BLAST: A real-world example of algorithmics
"In bioinformatics, BLAST (basic local alignment search tool)[2] Links to an external site. is an algorithm and program for comparing primary biological sequence information, such as the amino-acid sequences of proteins or the nucleotides of DNA and/or RNA sequences."
BLAST (1990) is an improvement upon FASTA (1985), which is a heuristic solution of the Smith-Waterman algorithm for local sequence alignment (1981), which is a variation of the Needleman-Wunsch algorithm for global sequence alignment (1970).
All of these are examples of dynamic programming algorithms.
Needleman-Wunsch
In Needleman-Wunsch, the basic idea for aligning two sequences A and B, of length m and n, is to first populate an mxn matrix F where entry Fij is the incremental "score" of aligning character Ai with character Bj, starting at the top left. The score is given by a similarity matrix S and a gap penalty p. Then, the optimal alignment is found by following the highest score from the bottom right back to the start.
Needleman-Wunsch pseudocode for calculating F:
for i in length(A):
F(i,0) = p * i
for j in length(B):
F(0,j) = p * j
for i in length(A):
for j in length(B):
match = F(i-1, j-1) + S(A(i), B(j))
delete = F(i-1, j) + p
insert = F(i, j-1) + p
F(i,j) = max(match, delete, insert)
Needleman-Wunsch pseudocode for calculating the alignment:
i = length(A)
j = length(B)
while ( i>0 and j>0 ):
if (i>0 and j>0 and F(i, j) == F(i−1, j−1) + S(A(i), B(j)))
// match! Or alignA = A(i) + alignA alignB = B(j) + alignB i = i − 1 j = j − 1 else if (i > 0 and F(i, j) == F(i−1, j) + d)
// insertion in A or deletion in B
alignA ← A(i) + alignA
alignB ← "−" + alignB
i = i − 1 else
// deletion in A or insertion in B
alignA ← "−" + alignA alignB ← B(j) + alignB j = j − 1 } }
Exercise: what is the time complexity of both of the Needleman-Wunsch steps?
Smith-Waterman
The basic steps of this algorithm are the same as in Needleman-Wunsch, with the main difference being how negative scores (and thus unaligned regions) are handled and where the alignment construction step starts. In Smith-Waterman, alignment starts at the highest score(s), which allows the discovery of local alignments.
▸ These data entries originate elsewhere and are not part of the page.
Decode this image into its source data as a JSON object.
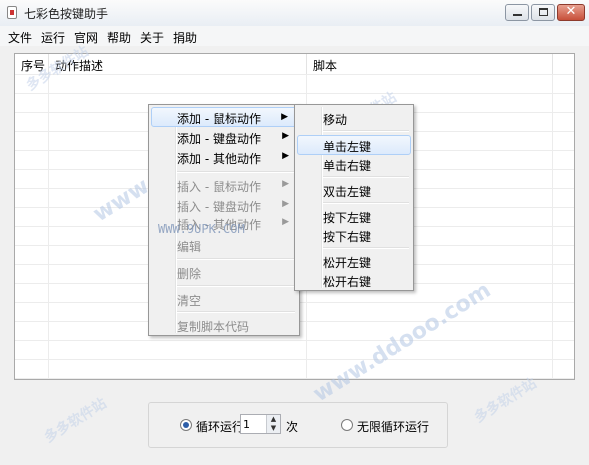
{
  "window": {
    "title": "七彩色按键助手",
    "buttons": {
      "minimize": "—",
      "maximize": "□",
      "close": "✕"
    }
  },
  "menubar": {
    "items": [
      "文件",
      "运行",
      "官网",
      "帮助",
      "关于",
      "捐助"
    ]
  },
  "list": {
    "columns": [
      "序号",
      "动作描述",
      "脚本"
    ]
  },
  "context_menu": {
    "items": [
      {
        "label": "添加 - 鼠标动作",
        "submenu": true,
        "enabled": true,
        "highlighted": true
      },
      {
        "label": "添加 - 键盘动作",
        "submenu": true,
        "enabled": true
      },
      {
        "label": "添加 - 其他动作",
        "submenu": true,
        "enabled": true
      },
      {
        "label": "插入 - 鼠标动作",
        "submenu": true,
        "enabled": false
      },
      {
        "label": "插入 - 键盘动作",
        "submenu": true,
        "enabled": false
      },
      {
        "label": "插入 - 其他动作",
        "submenu": true,
        "enabled": false
      },
      {
        "label": "编辑",
        "enabled": false
      },
      {
        "label": "删除",
        "enabled": false
      },
      {
        "label": "清空",
        "enabled": false
      },
      {
        "label": "复制脚本代码",
        "enabled": false
      }
    ],
    "arrow_glyph": "▶"
  },
  "submenu": {
    "items": [
      {
        "label": "移动"
      },
      {
        "label": "单击左键",
        "highlighted": true
      },
      {
        "label": "单击右键"
      },
      {
        "label": "双击左键"
      },
      {
        "label": "按下左键"
      },
      {
        "label": "按下右键"
      },
      {
        "label": "松开左键"
      },
      {
        "label": "松开右键"
      }
    ]
  },
  "loop": {
    "loop_label": "循环运行",
    "count": "1",
    "unit": "次",
    "infinite_label": "无限循环运行",
    "spin_up": "▲",
    "spin_down": "▼"
  },
  "watermarks": {
    "main": "www.ddooo.com",
    "cn": "多多软件站",
    "flat": "WWW.9UPK.COM"
  },
  "colors": {
    "highlight_border": "#aecff7",
    "radio_fill": "#2d5ea8"
  }
}
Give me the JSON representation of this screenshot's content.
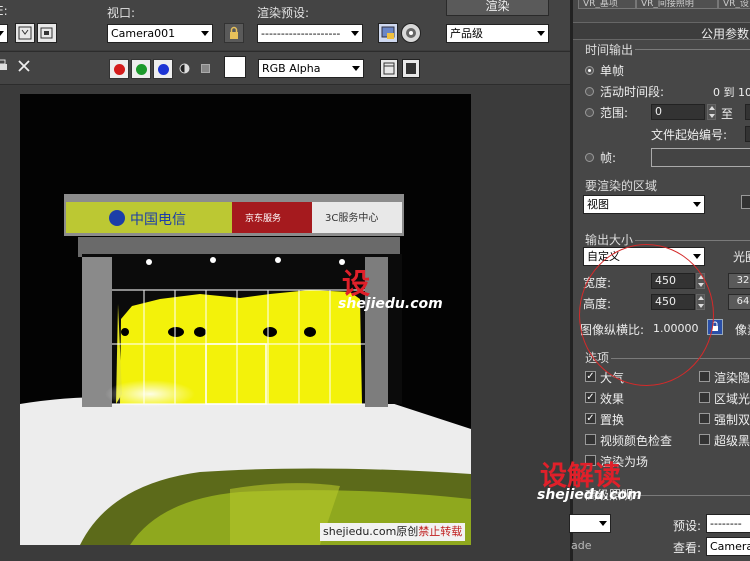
{
  "toolbar": {
    "viewport_label": "视口:",
    "viewport_value": "Camera001",
    "preset_label": "渲染预设:",
    "preset_value": "--------------------",
    "render_button": "渲染",
    "level_value": "产品级",
    "channel_value": "RGB Alpha",
    "left_cut_label": "E:"
  },
  "right_panel": {
    "tabs": [
      "VR_基项",
      "VR_间接照明",
      "VR_设"
    ],
    "common_params": "公用参数",
    "time_output": {
      "title": "时间输出",
      "single": "单帧",
      "active_segment": "活动时间段:",
      "active_range": "0 到 10",
      "range_label": "范围:",
      "range_from": "0",
      "range_to_label": "至",
      "file_start": "文件起始编号:",
      "frames_label": "帧:"
    },
    "area": {
      "title": "要渲染的区域",
      "value": "视图"
    },
    "output_size": {
      "title": "输出大小",
      "preset": "自定义",
      "aperture_cut": "光圈",
      "width_label": "宽度:",
      "width": "450",
      "height_label": "高度:",
      "height": "450",
      "preset_w_cut": "32",
      "preset_h_cut": "64",
      "aspect_label": "图像纵横比:",
      "aspect": "1.00000",
      "pixel_cut": "像素"
    },
    "options": {
      "title": "选项",
      "left": [
        {
          "label": "大气",
          "checked": true
        },
        {
          "label": "效果",
          "checked": true
        },
        {
          "label": "置换",
          "checked": true
        },
        {
          "label": "视频颜色检查",
          "checked": false
        },
        {
          "label": "渲染为场",
          "checked": false
        }
      ],
      "right": [
        {
          "label": "渲染隐",
          "checked": false
        },
        {
          "label": "区域光",
          "checked": false
        },
        {
          "label": "强制双",
          "checked": false
        },
        {
          "label": "超级黑",
          "checked": false
        }
      ]
    },
    "bottom": {
      "lighting": "高级照明",
      "preset_label": "预设:",
      "view_label": "查看:",
      "view_value": "Camera0",
      "left_cut": "ade"
    }
  },
  "render_image": {
    "sign_telecom": "中国电信",
    "sign_service": "京东服务",
    "sign_3c": "3C服务中心"
  },
  "watermarks": {
    "logo_text": "设",
    "logo_big": "设解读",
    "site": "shejiedu.com",
    "bottom_site": "shejiedu.com原创",
    "bottom_warn": "禁止转载"
  }
}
Reflection: Given that Smith-Waterman and Needleman-Wunsch are optimal algorithms, how can performance be improved?
FASTA
This algorithm uses a heuristic to quickly find the most interesting regions in the sequences and then do local Smith-Waterman alignment in those regions. Interesting regions are found by searching for perfect matches of short words, then selecting regions with many such matches.
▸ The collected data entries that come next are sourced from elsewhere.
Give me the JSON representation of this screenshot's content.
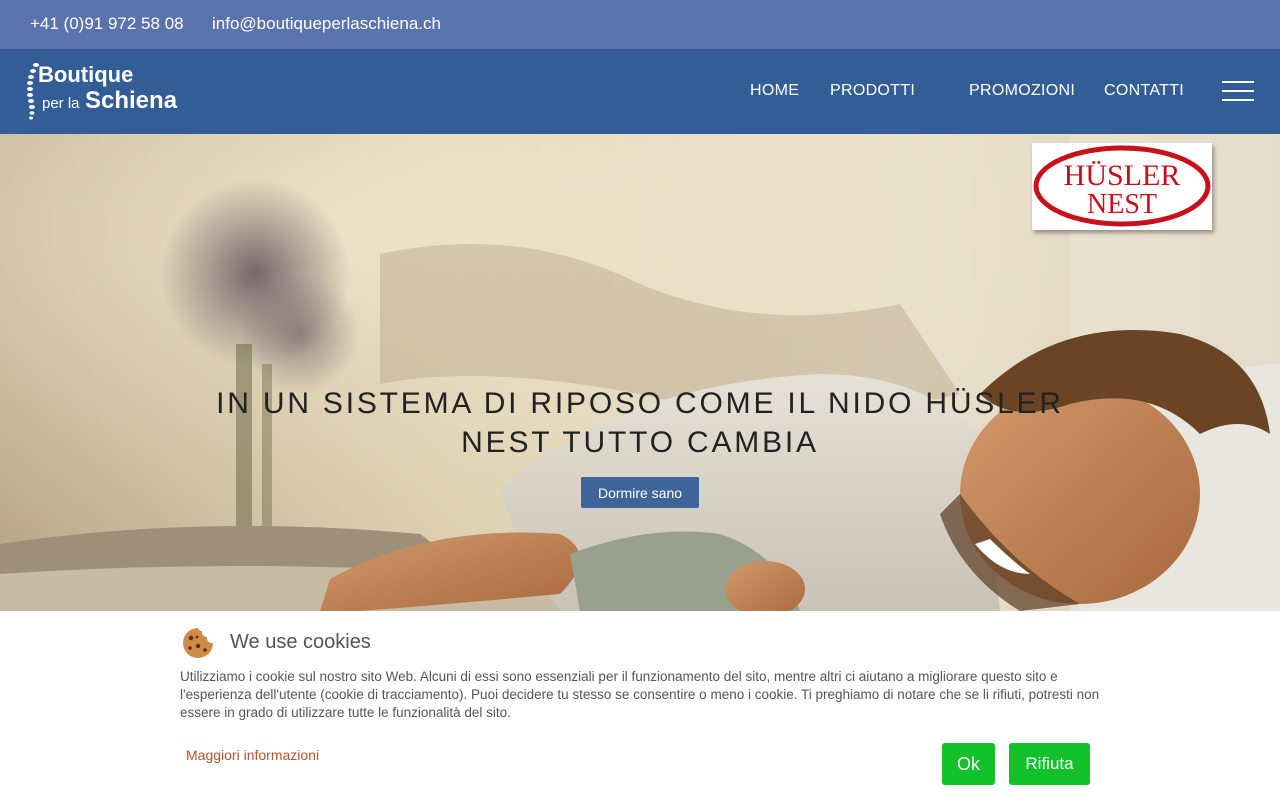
{
  "topbar": {
    "phone": "+41 (0)91 972 58 08",
    "email": "info@boutiqueperlaschiena.ch"
  },
  "logo": {
    "line1": "Boutique",
    "line2_small": "per la",
    "line2_large": "Schiena"
  },
  "nav": {
    "items": [
      {
        "label": "HOME"
      },
      {
        "label": "PRODOTTI"
      },
      {
        "label": "PROMOZIONI"
      },
      {
        "label": "CONTATTI"
      }
    ],
    "menu_icon": "hamburger-icon"
  },
  "hero": {
    "badge_line1": "HÜSLER",
    "badge_line2": "NEST",
    "title": "IN UN SISTEMA DI RIPOSO COME IL NIDO HÜSLER NEST TUTTO CAMBIA",
    "button_label": "Dormire sano"
  },
  "cookie": {
    "icon": "cookie-icon",
    "title": "We use cookies",
    "text": "Utilizziamo i cookie sul nostro sito Web. Alcuni di essi sono essenziali per il funzionamento del sito, mentre altri ci aiutano a migliorare questo sito e l'esperienza dell'utente (cookie di tracciamento). Puoi decidere tu stesso se consentire o meno i cookie. Ti preghiamo di notare che se li rifiuti, potresti non essere in grado di utilizzare tutte le funzionalità del sito.",
    "more_link": "Maggiori informazioni",
    "ok_label": "Ok",
    "reject_label": "Rifiuta"
  },
  "colors": {
    "topbar": "#5a73ad",
    "navbar": "#325d96",
    "hero_button": "#3f6499",
    "cookie_buttons": "#13c22a",
    "cookie_link": "#b5532e",
    "badge_red": "#c8101c"
  }
}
Suppose you're aligning a query sequence A of length n against a database B of length m. The algorithm has 5 main steps:
- Find hot spots — For a chosen k, enumerate all possible k-tuples of the sequence (e.g. the word ABCDE has 3-tuples ABC, BCD, and CDE) and input their locations in A into a hash table. Then look up all k-tuples of the database in the hash table, marking their location in a dot matrix so it contains all points of local identity of length k.
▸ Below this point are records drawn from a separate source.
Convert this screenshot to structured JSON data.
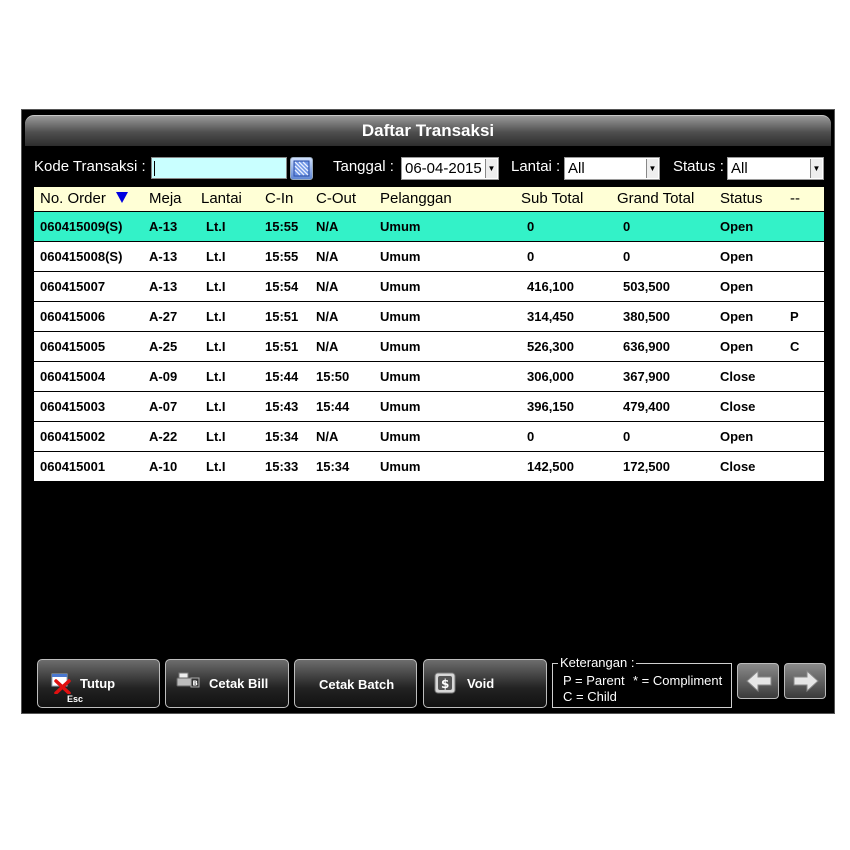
{
  "window": {
    "title": "Daftar Transaksi"
  },
  "filters": {
    "kode_label": "Kode Transaksi :",
    "kode_value": "",
    "tanggal_label": "Tanggal :",
    "tanggal_value": "06-04-2015",
    "lantai_label": "Lantai :",
    "lantai_value": "All",
    "status_label": "Status :",
    "status_value": "All"
  },
  "table": {
    "columns": [
      "No. Order",
      "Meja",
      "Lantai",
      "C-In",
      "C-Out",
      "Pelanggan",
      "Sub Total",
      "Grand Total",
      "Status",
      "--"
    ],
    "sort_indicator": "sort-down-icon",
    "selected_row": 0,
    "rows": [
      [
        "060415009(S)",
        "A-13",
        "Lt.I",
        "15:55",
        "N/A",
        "Umum",
        "0",
        "0",
        "Open",
        ""
      ],
      [
        "060415008(S)",
        "A-13",
        "Lt.I",
        "15:55",
        "N/A",
        "Umum",
        "0",
        "0",
        "Open",
        ""
      ],
      [
        "060415007",
        "A-13",
        "Lt.I",
        "15:54",
        "N/A",
        "Umum",
        "416,100",
        "503,500",
        "Open",
        ""
      ],
      [
        "060415006",
        "A-27",
        "Lt.I",
        "15:51",
        "N/A",
        "Umum",
        "314,450",
        "380,500",
        "Open",
        "P"
      ],
      [
        "060415005",
        "A-25",
        "Lt.I",
        "15:51",
        "N/A",
        "Umum",
        "526,300",
        "636,900",
        "Open",
        "C"
      ],
      [
        "060415004",
        "A-09",
        "Lt.I",
        "15:44",
        "15:50",
        "Umum",
        "306,000",
        "367,900",
        "Close",
        ""
      ],
      [
        "060415003",
        "A-07",
        "Lt.I",
        "15:43",
        "15:44",
        "Umum",
        "396,150",
        "479,400",
        "Close",
        ""
      ],
      [
        "060415002",
        "A-22",
        "Lt.I",
        "15:34",
        "N/A",
        "Umum",
        "0",
        "0",
        "Open",
        ""
      ],
      [
        "060415001",
        "A-10",
        "Lt.I",
        "15:33",
        "15:34",
        "Umum",
        "142,500",
        "172,500",
        "Close",
        ""
      ]
    ]
  },
  "buttons": {
    "tutup": "Tutup",
    "tutup_key": "Esc",
    "cetak_bill": "Cetak Bill",
    "cetak_batch": "Cetak Batch",
    "void": "Void"
  },
  "legend": {
    "title": "Keterangan :",
    "parent": "P = Parent",
    "compliment": "* = Compliment",
    "child": "C = Child"
  },
  "colors": {
    "selected_row": "#33f2c8",
    "header_bg": "#ffffd6",
    "input_bg": "#c9ffff"
  }
}
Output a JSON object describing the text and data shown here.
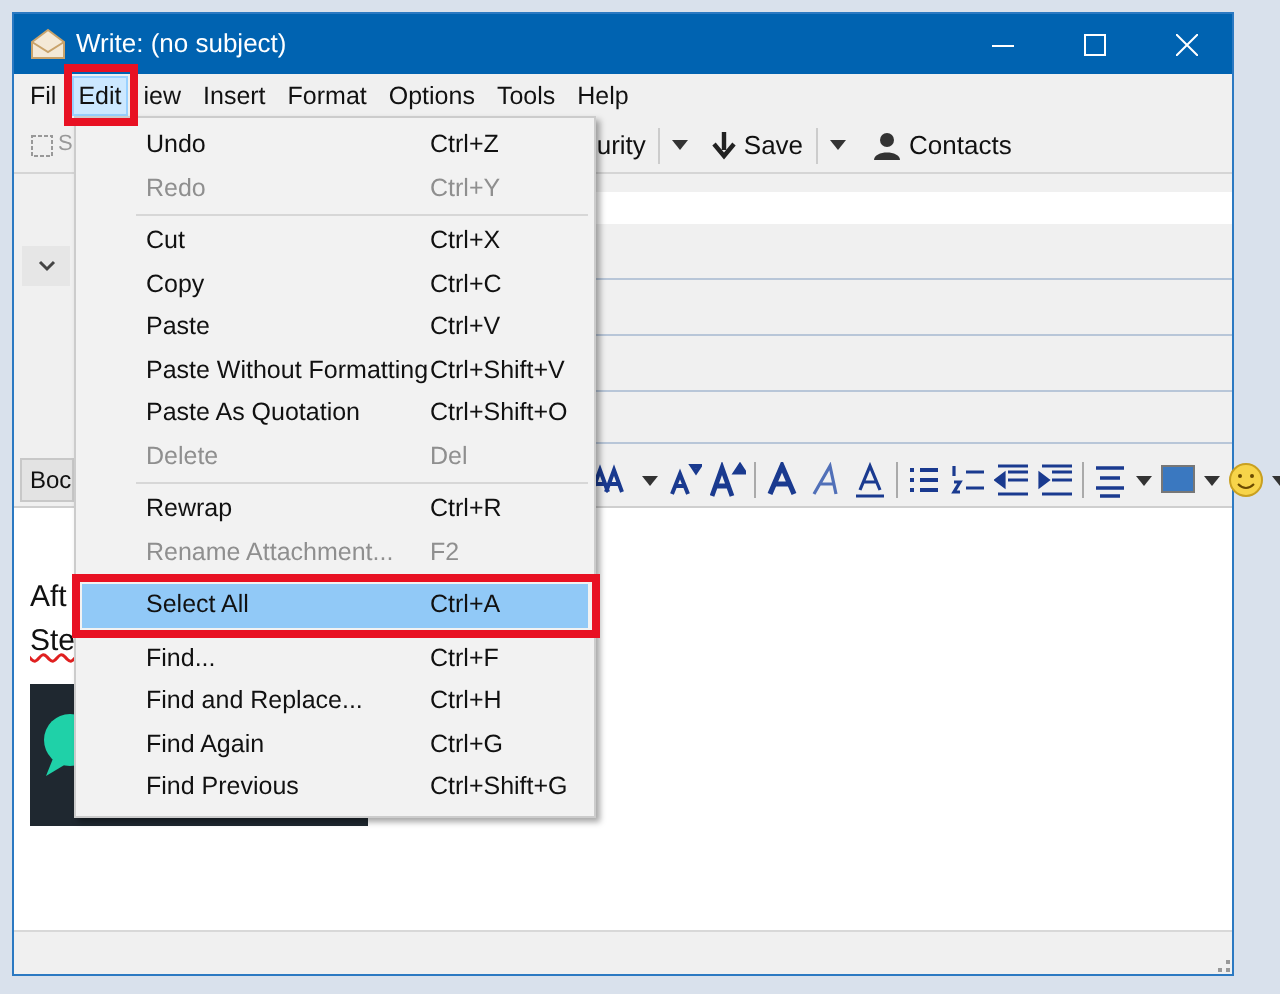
{
  "window": {
    "title": "Write: (no subject)"
  },
  "menubar": [
    {
      "label": "Fil",
      "selected": false
    },
    {
      "label": "Edit",
      "selected": true
    },
    {
      "label": "iew",
      "selected": false
    },
    {
      "label": "Insert",
      "selected": false
    },
    {
      "label": "Format",
      "selected": false
    },
    {
      "label": "Options",
      "selected": false
    },
    {
      "label": "Tools",
      "selected": false
    },
    {
      "label": "Help",
      "selected": false
    }
  ],
  "toolbar": {
    "left_label": "S",
    "security_label": "urity",
    "save_label": "Save",
    "contacts_label": "Contacts"
  },
  "format_toolbar": {
    "paragraph_label": "Boc"
  },
  "body": {
    "lines": [
      "Aft",
      "Ste"
    ]
  },
  "edit_menu": [
    {
      "kind": "item",
      "label": "Undo",
      "shortcut": "Ctrl+Z",
      "disabled": false,
      "selected": false
    },
    {
      "kind": "item",
      "label": "Redo",
      "shortcut": "Ctrl+Y",
      "disabled": true,
      "selected": false
    },
    {
      "kind": "separator"
    },
    {
      "kind": "item",
      "label": "Cut",
      "shortcut": "Ctrl+X",
      "disabled": false,
      "selected": false
    },
    {
      "kind": "item",
      "label": "Copy",
      "shortcut": "Ctrl+C",
      "disabled": false,
      "selected": false
    },
    {
      "kind": "item",
      "label": "Paste",
      "shortcut": "Ctrl+V",
      "disabled": false,
      "selected": false
    },
    {
      "kind": "item",
      "label": "Paste Without Formatting",
      "shortcut": "Ctrl+Shift+V",
      "disabled": false,
      "selected": false
    },
    {
      "kind": "item",
      "label": "Paste As Quotation",
      "shortcut": "Ctrl+Shift+O",
      "disabled": false,
      "selected": false
    },
    {
      "kind": "item",
      "label": "Delete",
      "shortcut": "Del",
      "disabled": true,
      "selected": false
    },
    {
      "kind": "separator"
    },
    {
      "kind": "item",
      "label": "Rewrap",
      "shortcut": "Ctrl+R",
      "disabled": false,
      "selected": false
    },
    {
      "kind": "item",
      "label": "Rename Attachment...",
      "shortcut": "F2",
      "disabled": true,
      "selected": false
    },
    {
      "kind": "separator"
    },
    {
      "kind": "item",
      "label": "Select All",
      "shortcut": "Ctrl+A",
      "disabled": false,
      "selected": true
    },
    {
      "kind": "separator"
    },
    {
      "kind": "item",
      "label": "Find...",
      "shortcut": "Ctrl+F",
      "disabled": false,
      "selected": false
    },
    {
      "kind": "item",
      "label": "Find and Replace...",
      "shortcut": "Ctrl+H",
      "disabled": false,
      "selected": false
    },
    {
      "kind": "item",
      "label": "Find Again",
      "shortcut": "Ctrl+G",
      "disabled": false,
      "selected": false
    },
    {
      "kind": "item",
      "label": "Find Previous",
      "shortcut": "Ctrl+Shift+G",
      "disabled": false,
      "selected": false
    }
  ]
}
- Identify the best diagonals — Score diagonals of the dot matrix according to the length of diagonal runs (corresponding to gapless local alignments) and select the ten best diagonal runs.
- Identify best ungapped regions — Within each selected diagonal, extend the matching regions and score with a scoring matrix. Again, keep the best.
- Join the matched regions — Score every combination of diagonals based on individual score plus a joining penalty.
- Create the alignment — Define a diagonal band around the best diagonal and perform a Smith-Waterman within that band to produce an optimal local alignment.
BLAST
A full description of BLAST was beyond the means and time of this teacher. There are so many variations, it turned out to be a bigger job than expected. However, the general process in all BLAST is the same as in FASTA.
The first main difference to FASTA is that there is a preprocessing step that removes low-entropy regions (e.g. sections with just "AAAAAAAAA").
The biggest difference is in finding the hotspots (called "seeds" in BLAST). Instead of simply mapping all database k-tuples to the query k-tuples and marking all perfect matches, BLAST first scores the query k-tuples against all possible k-tuples, storing hits above a threshold score in a search tree. This is called the neighbourhood of a match. This makes looking up the database k-tuples more well-targeted, resulting in more meaningful hits.